五つ子家庭教師は全員イケメン執事でした

第3話 初めてのモーニング ドキドキの見送り

翌朝。
まだ空が白くにじむ時間、あやめはふと目を開けた。

……いや、開けさせられた。

耳元で響く、容赦ない声。

「お嬢様、起床時間です!」

次男・陽太がカーテンを一気に開け、眩しい光が差し込んだ。

「ま、まぶしい……!」

布団に潜り込むあやめを、陽太は容赦なく揺らす。

「七時だぞ! 朝ごはん冷めちゃうって!」

「うぅ……あと五分……」

「ダーメ。ほら、起きて!」

その後ろで、長男・海斗が静かに腕を組んでいた。

「陽太、あまり強引にするとお嬢様が驚きます。……朝比奈様、おはようございます」

その声は低くてやさしくて、布団の魔力を弱らせる。

「……お、おはようございます……」

そこに四男・律が顔を出した。

「おはようございます、あやめさん。朝ごはんの後に、昨日の復習を少しだけしましょう」

甘くて柔らかい声。
寝起きの頭に染みる。

三男・蒼真は無言で窓の取っ手を直し、空気の入れ替えをしていた。
ただそこにいるだけで頼もしい存在感。

五男・優真は、トレーを抱えて近づいてくる。

「おはよ〜。お水持ってきたよ。

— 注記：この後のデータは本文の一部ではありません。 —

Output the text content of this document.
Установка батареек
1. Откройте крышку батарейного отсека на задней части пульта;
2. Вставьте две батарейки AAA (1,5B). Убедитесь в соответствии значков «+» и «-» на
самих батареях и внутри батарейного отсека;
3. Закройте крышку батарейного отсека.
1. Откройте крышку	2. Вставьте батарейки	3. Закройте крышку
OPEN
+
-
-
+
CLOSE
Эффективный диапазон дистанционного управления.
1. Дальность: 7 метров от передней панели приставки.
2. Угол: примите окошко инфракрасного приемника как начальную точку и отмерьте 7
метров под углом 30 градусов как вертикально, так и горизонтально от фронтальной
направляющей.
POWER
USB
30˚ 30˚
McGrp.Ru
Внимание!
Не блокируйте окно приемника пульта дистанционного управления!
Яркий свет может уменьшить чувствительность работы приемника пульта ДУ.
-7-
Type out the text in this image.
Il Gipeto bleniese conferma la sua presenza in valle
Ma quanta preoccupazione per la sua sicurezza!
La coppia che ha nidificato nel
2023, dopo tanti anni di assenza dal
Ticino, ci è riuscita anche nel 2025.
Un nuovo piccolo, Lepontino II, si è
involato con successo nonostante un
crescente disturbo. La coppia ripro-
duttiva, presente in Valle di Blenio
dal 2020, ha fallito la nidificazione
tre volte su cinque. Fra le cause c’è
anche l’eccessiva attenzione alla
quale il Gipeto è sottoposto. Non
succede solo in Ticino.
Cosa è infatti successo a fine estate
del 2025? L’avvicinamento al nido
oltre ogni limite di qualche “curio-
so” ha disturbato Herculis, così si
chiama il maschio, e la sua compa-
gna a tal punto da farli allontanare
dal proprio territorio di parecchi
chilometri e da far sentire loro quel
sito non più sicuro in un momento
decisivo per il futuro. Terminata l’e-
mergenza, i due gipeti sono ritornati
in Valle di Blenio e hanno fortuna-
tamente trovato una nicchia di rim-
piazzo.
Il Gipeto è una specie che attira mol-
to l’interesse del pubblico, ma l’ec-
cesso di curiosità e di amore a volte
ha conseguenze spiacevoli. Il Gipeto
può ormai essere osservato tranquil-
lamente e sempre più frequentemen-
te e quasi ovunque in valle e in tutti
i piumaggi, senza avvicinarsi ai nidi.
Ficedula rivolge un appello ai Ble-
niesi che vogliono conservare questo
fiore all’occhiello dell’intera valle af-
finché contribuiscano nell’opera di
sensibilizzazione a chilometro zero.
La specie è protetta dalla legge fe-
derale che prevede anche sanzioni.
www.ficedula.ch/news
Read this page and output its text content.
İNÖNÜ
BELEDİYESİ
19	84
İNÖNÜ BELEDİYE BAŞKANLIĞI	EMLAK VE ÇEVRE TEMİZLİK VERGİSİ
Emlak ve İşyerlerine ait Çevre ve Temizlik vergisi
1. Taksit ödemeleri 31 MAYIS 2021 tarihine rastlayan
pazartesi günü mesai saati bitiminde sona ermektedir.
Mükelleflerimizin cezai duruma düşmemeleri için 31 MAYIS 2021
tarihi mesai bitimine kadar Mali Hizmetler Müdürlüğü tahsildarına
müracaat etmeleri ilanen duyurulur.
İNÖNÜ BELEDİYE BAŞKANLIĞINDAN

無理しなくていいけど、ちょっと飲むと目覚めるよ」

小動物みたいな笑顔。
これにはあやめも負けた。

「……起きます……」

五人の表情が一瞬で明るくなる。

「よしっ!」「よかった」「無理しないでね」「朝は大事だからね」「準備できたら呼んで」

……朝から騒がしいけど、にぎやかで、どこかあったかい。

────────

朝食のテーブルには、陽太の作った和朝食。

「はい、お嬢様。卵焼きは甘めにしてみた」

「こっちは蒼真が切った漬物。形きれいすぎない?」

五男・優真が言って、蒼真が少しだけ照れる。

律が食卓を見渡しながら笑う。

「今日の授業は数学がメインですよね。放課後に復習しましょう」

「うん……ありがとう」

食事を終えると海斗が立ち上がった。

「そろそろお時間です。送迎はできませんが、玄関までお見送りします」

────────

制服に着替えて玄関に向かうと、五人が横に並んだ。

ドラマよりカッコいいんだけど……!!

「行ってらっしゃい、お嬢様」(長男・海斗)

「困ったらすぐ連絡しろよ!」(次男・陽太)

「帰りは俺がドア開ける」(三男・蒼真)

「気をつけて。放課後、一緒に勉強しましょうね」(四男・律)

「がんばってね〜、あやめちゃん」(五男・優真)

五つ子の視線に見送られ、胸がじんわりあたたかくなる。

ひとりで出ていく家じゃない。
帰る場所に誰かがいる…そんな当たり前を初めて知った朝だった。